Prasad thought for a long moment before answering, leaning down to gaze at the iguana in it’s glass prison. Yes he’d had a family. A very long time ago. It wasn’t the sort of question most people asked of their personal slave, and he didn’t know how to respond to it, which was the only saving grace really. His master had asked a direct question. He’d have to answer him in some way. But as long as he struggled to understand what answer was accurate, it bought him time to truly consider it. In the most literal sense, no he did not have family any longer. They had died many hundreds of years ago now. There had been a time when he had tried to keep track of his line, but too much time had passed. There was no way to find them now. And whatever else they had done, he knew they had gone to a place he could never go.

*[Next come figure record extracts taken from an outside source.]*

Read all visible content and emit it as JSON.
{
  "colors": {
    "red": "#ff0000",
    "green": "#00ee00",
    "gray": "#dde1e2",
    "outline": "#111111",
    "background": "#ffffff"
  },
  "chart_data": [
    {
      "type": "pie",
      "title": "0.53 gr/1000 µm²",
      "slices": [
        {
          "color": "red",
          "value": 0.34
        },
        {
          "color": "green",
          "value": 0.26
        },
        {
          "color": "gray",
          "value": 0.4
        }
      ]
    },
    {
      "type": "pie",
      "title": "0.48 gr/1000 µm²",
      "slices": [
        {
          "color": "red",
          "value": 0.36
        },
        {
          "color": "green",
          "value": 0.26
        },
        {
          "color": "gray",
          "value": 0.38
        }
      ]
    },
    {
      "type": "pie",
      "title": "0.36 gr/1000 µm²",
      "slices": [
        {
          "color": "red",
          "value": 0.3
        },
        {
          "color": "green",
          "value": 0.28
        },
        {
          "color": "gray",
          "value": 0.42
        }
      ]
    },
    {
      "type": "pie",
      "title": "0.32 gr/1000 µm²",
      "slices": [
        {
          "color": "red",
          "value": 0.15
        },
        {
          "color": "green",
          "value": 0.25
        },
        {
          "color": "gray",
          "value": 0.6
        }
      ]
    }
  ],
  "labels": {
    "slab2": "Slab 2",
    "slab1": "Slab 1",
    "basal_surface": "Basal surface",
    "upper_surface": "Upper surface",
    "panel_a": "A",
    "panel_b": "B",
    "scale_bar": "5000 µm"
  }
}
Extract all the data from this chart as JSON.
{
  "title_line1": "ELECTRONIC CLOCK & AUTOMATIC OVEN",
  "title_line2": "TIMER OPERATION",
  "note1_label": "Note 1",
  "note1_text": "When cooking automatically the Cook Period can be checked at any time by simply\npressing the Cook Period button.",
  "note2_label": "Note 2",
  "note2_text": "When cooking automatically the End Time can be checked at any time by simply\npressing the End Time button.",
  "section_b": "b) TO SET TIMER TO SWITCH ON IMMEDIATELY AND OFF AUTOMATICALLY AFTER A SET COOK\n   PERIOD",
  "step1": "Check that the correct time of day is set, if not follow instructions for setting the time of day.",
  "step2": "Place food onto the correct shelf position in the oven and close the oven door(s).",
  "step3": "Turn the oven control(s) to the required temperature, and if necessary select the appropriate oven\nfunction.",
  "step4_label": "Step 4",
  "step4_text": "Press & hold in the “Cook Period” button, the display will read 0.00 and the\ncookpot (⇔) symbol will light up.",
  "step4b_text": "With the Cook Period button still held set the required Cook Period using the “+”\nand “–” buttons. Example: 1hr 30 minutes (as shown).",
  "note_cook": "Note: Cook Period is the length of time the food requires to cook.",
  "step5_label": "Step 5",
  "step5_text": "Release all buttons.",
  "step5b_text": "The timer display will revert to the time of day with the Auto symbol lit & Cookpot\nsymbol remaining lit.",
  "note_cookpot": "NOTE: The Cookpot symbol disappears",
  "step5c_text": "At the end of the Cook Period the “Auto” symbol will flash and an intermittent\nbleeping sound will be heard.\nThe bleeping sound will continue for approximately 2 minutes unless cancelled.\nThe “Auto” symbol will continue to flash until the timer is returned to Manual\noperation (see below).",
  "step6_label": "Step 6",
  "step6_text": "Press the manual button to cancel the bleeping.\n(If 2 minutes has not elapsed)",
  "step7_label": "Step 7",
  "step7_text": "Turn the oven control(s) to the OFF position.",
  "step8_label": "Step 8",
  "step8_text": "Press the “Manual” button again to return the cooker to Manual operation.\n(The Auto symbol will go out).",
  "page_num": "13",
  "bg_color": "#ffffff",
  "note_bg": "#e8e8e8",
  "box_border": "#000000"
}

His soul would not go to Paradise.
“No, my family is gone,” she said simply, and it was true enough. He took a moment to assuage the turmoil such thoughts brought by tapping on the glass aquarium, knowing it would bother the lizard...no...girl inside and smiling a bit meanly at her. It was hardly his fault she was in such a predicament. In his experience, people rarely deserved the horrible things that befell them. He’d been the hand of unjustified fate enough times to know she probably hadn’t done a damn thing, but she was stuck this way now. But it wasn’t always true. So perhaps she deserved whatever punishment this was, despite what Marcus said.
“Did she tell you how it happened?” he asked in spite of himself, his curiosity overwhelming his usual desire to remain distant from his “master.” “Or what the terms are? What causes it? I get the impression she wasn’t a lizard when you brought her in, despite the obvious family resemblance in her current state.” He grinned mischievously over his shoulder at the larger man.